KL Divergence Asymmetry (Mass-Covering vs Mode-Seeking)

What you are seeing: two probability distributions on the same axis. The thick blue curve is a fixed bimodal target $P$ (a mixture of two Gaussians at $\pm 2$ ). The orange curve is a unimodal approximation $Q$ (a single Gaussian) that you control.

KL divergence is not symmetric: $D(P \| Q) = \int p(x)\,\log \frac{p(x)}{q(x)}\,dx \neq D(Q \| P).$ Minimizing $D(P \| Q)$ over $Q$ ("forward" KL, also called M-step KL or "moment matching") gives a Q that covers all the mass of P, even if that means putting probability between the two modes where P has none. Minimizing $D(Q \| P)$ (reverse KL, used by standard variational inference) gives a Q that collapses onto a single mode: it ignores the other mode entirely. The two "optimal" Q's are very different.

Two reference markers in the inset boxes show, for the current P, where each KL is minimized over $(\mu_q, \sigma_q)$ . Drag Q to compare.

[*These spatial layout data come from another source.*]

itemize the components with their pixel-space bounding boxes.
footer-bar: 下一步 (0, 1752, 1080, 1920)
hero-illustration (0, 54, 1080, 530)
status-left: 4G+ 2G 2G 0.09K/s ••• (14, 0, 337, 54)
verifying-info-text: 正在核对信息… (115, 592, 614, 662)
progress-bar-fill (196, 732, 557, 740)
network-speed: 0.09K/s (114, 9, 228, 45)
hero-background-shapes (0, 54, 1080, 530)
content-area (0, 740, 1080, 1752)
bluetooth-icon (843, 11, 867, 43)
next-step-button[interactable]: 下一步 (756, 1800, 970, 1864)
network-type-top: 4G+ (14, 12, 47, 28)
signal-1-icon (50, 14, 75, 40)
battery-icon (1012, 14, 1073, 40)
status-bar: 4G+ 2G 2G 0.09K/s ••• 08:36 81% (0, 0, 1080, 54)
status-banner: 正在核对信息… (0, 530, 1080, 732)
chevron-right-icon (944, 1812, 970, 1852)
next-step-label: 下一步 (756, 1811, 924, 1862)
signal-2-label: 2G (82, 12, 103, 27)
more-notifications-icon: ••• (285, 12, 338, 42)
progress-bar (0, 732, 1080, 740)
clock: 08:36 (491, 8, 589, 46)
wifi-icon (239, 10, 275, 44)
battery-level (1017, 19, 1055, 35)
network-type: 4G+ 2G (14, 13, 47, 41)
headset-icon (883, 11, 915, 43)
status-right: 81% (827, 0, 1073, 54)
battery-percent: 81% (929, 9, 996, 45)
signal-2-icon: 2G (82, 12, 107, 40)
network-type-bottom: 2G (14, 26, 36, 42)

Figure 1. Forward KL (mass-covering) vs reverse KL (mode-seeking) on a bimodal target. Method: numerical integration on a 600-point grid.

Q mu0.00

Q sigma2.50

mode sep2.0

WHAT TO TRY

Slide the single Gaussian Q across the bimodal target P: KL(Q||P) is minimized by Q sitting on one mode (mode-seeking), while KL(P||Q) prefers Q spanning both (mean-seeking). The asymmetry is the lesson.
Widen Q sigma: KL(P||Q) rewards covering both modes even at the cost of mass in the valley, which is why reverse-KL variational inference collapses to one mode instead.
Increase the mode separation: the two KL directions disagree more strongly, since no single Gaussian can be both narrow on one peak and broad across both.